Like a lot of folks, I'm nuts about movies. For decades I've spent lots of leisure time sitting in the dark, staring at a screen and believing that no matter how big a problem is, it can be introduced, muddled over and solved within two hours, two and a half, if a war is involved. And while I often hate what a film adaption does to a book's story, (don't get me started on The Prince of Tides) some adaptations work well and some stories are downright cinematic and need to be retold. Last month I was looking for a book on World War II that my husband hasn't yet read (not an easy task!) when I ran across The Forgotten 500. Not only did it make a great gift; it would make a brilliant movie and the film industry wouldn't have to stretch the truth. This story writes itself.
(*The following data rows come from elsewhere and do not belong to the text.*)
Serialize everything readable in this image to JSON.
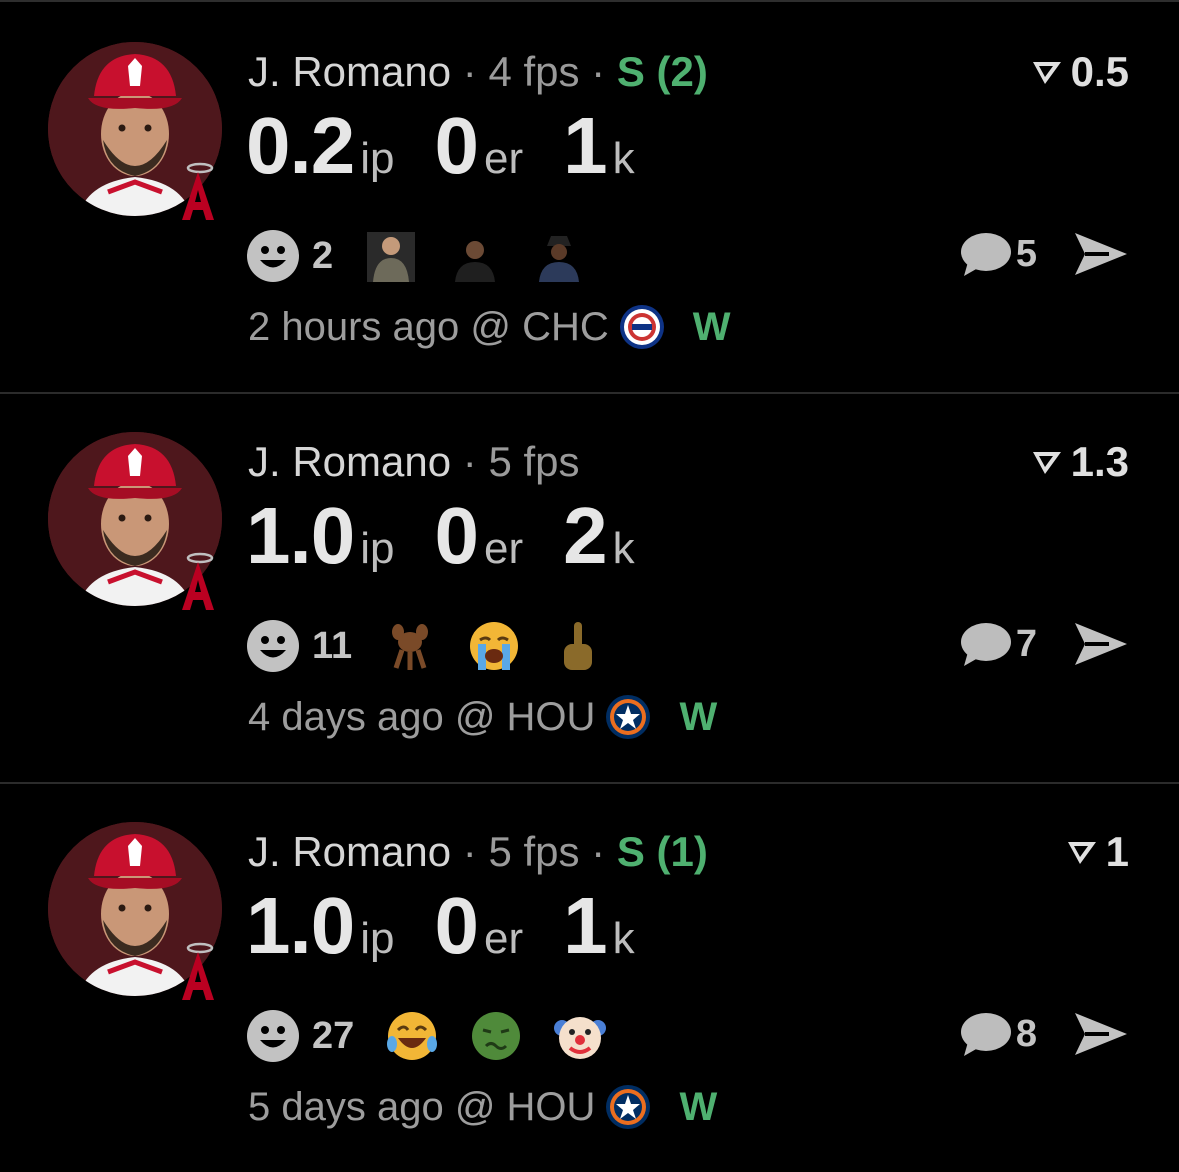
{
  "feed": {
    "cards": [
      {
        "player_name": "J. Romano",
        "fps": "4 fps",
        "save": "S (2)",
        "points": "0.5",
        "ip": "0.2",
        "ip_unit": "ip",
        "er": "0",
        "er_unit": "er",
        "k": "1",
        "k_unit": "k",
        "reaction_count": "2",
        "reactions": [
          "man-gif",
          "man-gif",
          "man-gif"
        ],
        "comment_count": "5",
        "time": "2 hours ago",
        "opponent": "@ CHC",
        "opponent_logo": "cubs-logo",
        "result": "W"
      },
      {
        "player_name": "J. Romano",
        "fps": "5 fps",
        "save": "",
        "points": "1.3",
        "ip": "1.0",
        "ip_unit": "ip",
        "er": "0",
        "er_unit": "er",
        "k": "2",
        "k_unit": "k",
        "reaction_count": "11",
        "reactions": [
          "cartoon-rat",
          "loudly-crying-face",
          "middle-finger"
        ],
        "comment_count": "7",
        "time": "4 days ago",
        "opponent": "@ HOU",
        "opponent_logo": "astros-logo",
        "result": "W"
      },
      {
        "player_name": "J. Romano",
        "fps": "5 fps",
        "save": "S (1)",
        "points": "1",
        "ip": "1.0",
        "ip_unit": "ip",
        "er": "0",
        "er_unit": "er",
        "k": "1",
        "k_unit": "k",
        "reaction_count": "27",
        "reactions": [
          "tears-of-joy-face",
          "nauseated-face",
          "clown-face"
        ],
        "comment_count": "8",
        "time": "5 days ago",
        "opponent": "@ HOU",
        "opponent_logo": "astros-logo",
        "result": "W"
      }
    ]
  },
  "colors": {
    "background": "#000000",
    "save_green": "#4fb070",
    "result_green": "#4fb070",
    "muted_text": "#9a9a9a",
    "avatar_bg": "#5a1a1f",
    "angels_red": "#ba0021"
  },
  "separators": {
    "dot": "·"
  }
}
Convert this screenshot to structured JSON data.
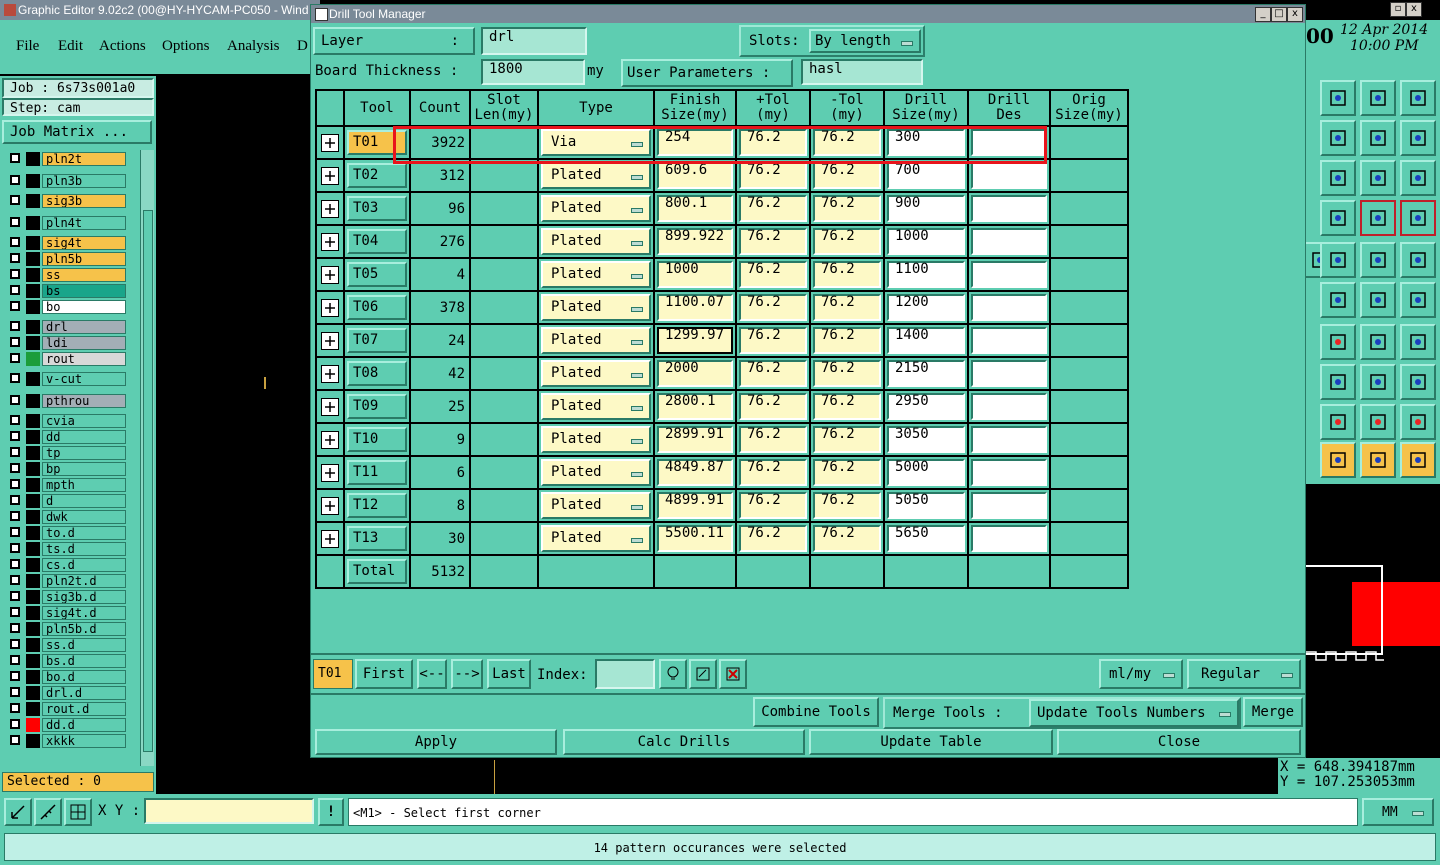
{
  "app": {
    "title": "Graphic Editor 9.02c2 (00@HY-HYCAM-PC050 - Wind",
    "menu": [
      "File",
      "Edit",
      "Actions",
      "Options",
      "Analysis",
      "D"
    ],
    "job_label": "Job : 6s73s001a0",
    "step_label": "Step: cam",
    "job_matrix_button": "Job Matrix ...",
    "selected_label": "Selected : 0",
    "xy_label": "X Y :",
    "prompt": "<M1> - Select first corner",
    "units": "MM",
    "status_message": "14 pattern occurances were selected",
    "date": "12 Apr 2014",
    "time": "10:00 PM",
    "time_prefix": "00",
    "coord_x": "X = 648.394187mm",
    "coord_y": "Y = 107.253053mm",
    "layers": [
      {
        "name": "pln2t",
        "color": "#f6c24a"
      },
      {
        "name": "pln3b",
        "color": "#5ecdb1"
      },
      {
        "name": "sig3b",
        "color": "#f6c24a"
      },
      {
        "name": "pln4t",
        "color": "#5ecdb1"
      },
      {
        "name": "sig4t",
        "color": "#f6c24a"
      },
      {
        "name": "pln5b",
        "color": "#f6c24a"
      },
      {
        "name": "ss",
        "color": "#f6c24a"
      },
      {
        "name": "bs",
        "color": "#1aa58a"
      },
      {
        "name": "bo",
        "color": "#ffffff"
      },
      {
        "name": "drl",
        "color": "#a3aeb6"
      },
      {
        "name": "ldi",
        "color": "#a3aeb6"
      },
      {
        "name": "rout",
        "color": "#d8d8d8"
      },
      {
        "name": "v-cut",
        "color": "#5ecdb1"
      },
      {
        "name": "pthrou",
        "color": "#a3aeb6"
      },
      {
        "name": "cvia",
        "color": "#5ecdb1"
      },
      {
        "name": "dd",
        "color": "#5ecdb1"
      },
      {
        "name": "tp",
        "color": "#5ecdb1"
      },
      {
        "name": "bp",
        "color": "#5ecdb1"
      },
      {
        "name": "mpth",
        "color": "#5ecdb1"
      },
      {
        "name": "d",
        "color": "#5ecdb1"
      },
      {
        "name": "dwk",
        "color": "#5ecdb1"
      },
      {
        "name": "to.d",
        "color": "#5ecdb1"
      },
      {
        "name": "ts.d",
        "color": "#5ecdb1"
      },
      {
        "name": "cs.d",
        "color": "#5ecdb1"
      },
      {
        "name": "pln2t.d",
        "color": "#5ecdb1"
      },
      {
        "name": "sig3b.d",
        "color": "#5ecdb1"
      },
      {
        "name": "sig4t.d",
        "color": "#5ecdb1"
      },
      {
        "name": "pln5b.d",
        "color": "#5ecdb1"
      },
      {
        "name": "ss.d",
        "color": "#5ecdb1"
      },
      {
        "name": "bs.d",
        "color": "#5ecdb1"
      },
      {
        "name": "bo.d",
        "color": "#5ecdb1"
      },
      {
        "name": "drl.d",
        "color": "#5ecdb1"
      },
      {
        "name": "rout.d",
        "color": "#5ecdb1"
      },
      {
        "name": "dd.d",
        "color": "#5ecdb1"
      },
      {
        "name": "xkkk",
        "color": "#5ecdb1"
      }
    ]
  },
  "dialog": {
    "title": "Drill Tool Manager",
    "layer_label": "Layer",
    "layer_value": "drl",
    "slots_label": "Slots:",
    "slots_value": "By length",
    "board_thickness_label": "Board Thickness :",
    "board_thickness_value": "1800",
    "board_thickness_unit": "my",
    "user_params_label": "User Parameters :",
    "user_params_value": "hasl",
    "columns": [
      "Tool",
      "Count",
      "Slot Len(my)",
      "Type",
      "Finish Size(my)",
      "+Tol (my)",
      "-Tol (my)",
      "Drill Size(my)",
      "Drill Des",
      "Orig Size(my)"
    ],
    "rows": [
      {
        "tool": "T01",
        "count": "3922",
        "type": "Via",
        "finish": "254",
        "ptol": "76.2",
        "mtol": "76.2",
        "drill": "300"
      },
      {
        "tool": "T02",
        "count": "312",
        "type": "Plated",
        "finish": "609.6",
        "ptol": "76.2",
        "mtol": "76.2",
        "drill": "700"
      },
      {
        "tool": "T03",
        "count": "96",
        "type": "Plated",
        "finish": "800.1",
        "ptol": "76.2",
        "mtol": "76.2",
        "drill": "900"
      },
      {
        "tool": "T04",
        "count": "276",
        "type": "Plated",
        "finish": "899.922",
        "ptol": "76.2",
        "mtol": "76.2",
        "drill": "1000"
      },
      {
        "tool": "T05",
        "count": "4",
        "type": "Plated",
        "finish": "1000",
        "ptol": "76.2",
        "mtol": "76.2",
        "drill": "1100"
      },
      {
        "tool": "T06",
        "count": "378",
        "type": "Plated",
        "finish": "1100.07",
        "ptol": "76.2",
        "mtol": "76.2",
        "drill": "1200"
      },
      {
        "tool": "T07",
        "count": "24",
        "type": "Plated",
        "finish": "1299.97",
        "ptol": "76.2",
        "mtol": "76.2",
        "drill": "1400"
      },
      {
        "tool": "T08",
        "count": "42",
        "type": "Plated",
        "finish": "2000",
        "ptol": "76.2",
        "mtol": "76.2",
        "drill": "2150"
      },
      {
        "tool": "T09",
        "count": "25",
        "type": "Plated",
        "finish": "2800.1",
        "ptol": "76.2",
        "mtol": "76.2",
        "drill": "2950"
      },
      {
        "tool": "T10",
        "count": "9",
        "type": "Plated",
        "finish": "2899.91",
        "ptol": "76.2",
        "mtol": "76.2",
        "drill": "3050"
      },
      {
        "tool": "T11",
        "count": "6",
        "type": "Plated",
        "finish": "4849.87",
        "ptol": "76.2",
        "mtol": "76.2",
        "drill": "5000"
      },
      {
        "tool": "T12",
        "count": "8",
        "type": "Plated",
        "finish": "4899.91",
        "ptol": "76.2",
        "mtol": "76.2",
        "drill": "5050"
      },
      {
        "tool": "T13",
        "count": "30",
        "type": "Plated",
        "finish": "5500.11",
        "ptol": "76.2",
        "mtol": "76.2",
        "drill": "5650"
      }
    ],
    "total_label": "Total",
    "total_value": "5132",
    "current_tool": "T01",
    "nav": {
      "first": "First",
      "prev": "<--",
      "next": "-->",
      "last": "Last",
      "index_label": "Index:"
    },
    "units_select": "ml/my",
    "mode_select": "Regular",
    "combine_tools": "Combine Tools",
    "merge_tools_label": "Merge Tools :",
    "update_tools_numbers": "Update Tools Numbers",
    "merge": "Merge",
    "apply": "Apply",
    "calc_drills": "Calc Drills",
    "update_table": "Update Table",
    "close": "Close"
  },
  "highlight_color": "#e8141c"
}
It's 1944 and the USAFF is flying combat missions with other allied crews from Italy into Germany every day. Part of their flight path took them over what was then Yugoslavia and the planes were often hit by German troups. The crew of a crashing plane could bail out but their survival depended on who found them because the area was occupied by the Germans and the area was not really united. Serbian citizens found, cared for and sheltered hundreds of American airman, often risking and losing their own lives in the process, but as long as the Nazis continued to search the area, the Americans were on dangerous ground. How could they safely get home?
Getting word back to the U. S. was an adventure in itself but Intelligence about the downed fliers finally reached the Yugoslavian embassy in the U. S. An employee there wrote her husband, an OSS officer, about the Americans. He organized Operation Halyard, the plan to airlift the fliers back to safety. For this to work, the cooperating Serbians would have build an airstrip big enough for Cargo planes out in the woods out of sight of the encamped Germans. Regular communication would have to be established with the missing Americans to let them know of the plans and some night cargo planes would fly in, land safely on the darkened air strip and pick them up, still without alerting the Germans. Believe it or not, the story gets more dramatic after that but I won't tell you more except to leave you with an image. Imagine a Cargo plane filling rapidly with allied soldiers that have run from the woods to the fuselage. Outside are the villagers who have kept them alive. When the soldiers sit down, they start unlacing their boots. Their boots are thrown out the door to the villagers, whose feet are covered in felt. It's the best way the soldiers have to say "Thank You."
Yugoslavia has long since broken up and the Serbian General who helped with Operation Halyard is either (depending on who you listen to) a martyred hero or a slick opportunist whose execution was the result of a lost political fight. But more than four hundred allied service men (most of them American) lived because of the efforts of that general and the Serbian villagers who risked everything to protect strangers. It's an incredible tale and one that deserves to be told and retold again and again. When human history is this good, why bother making stuff up? The Forgotten 500 is a wonderful book. It would make a brilliant movie.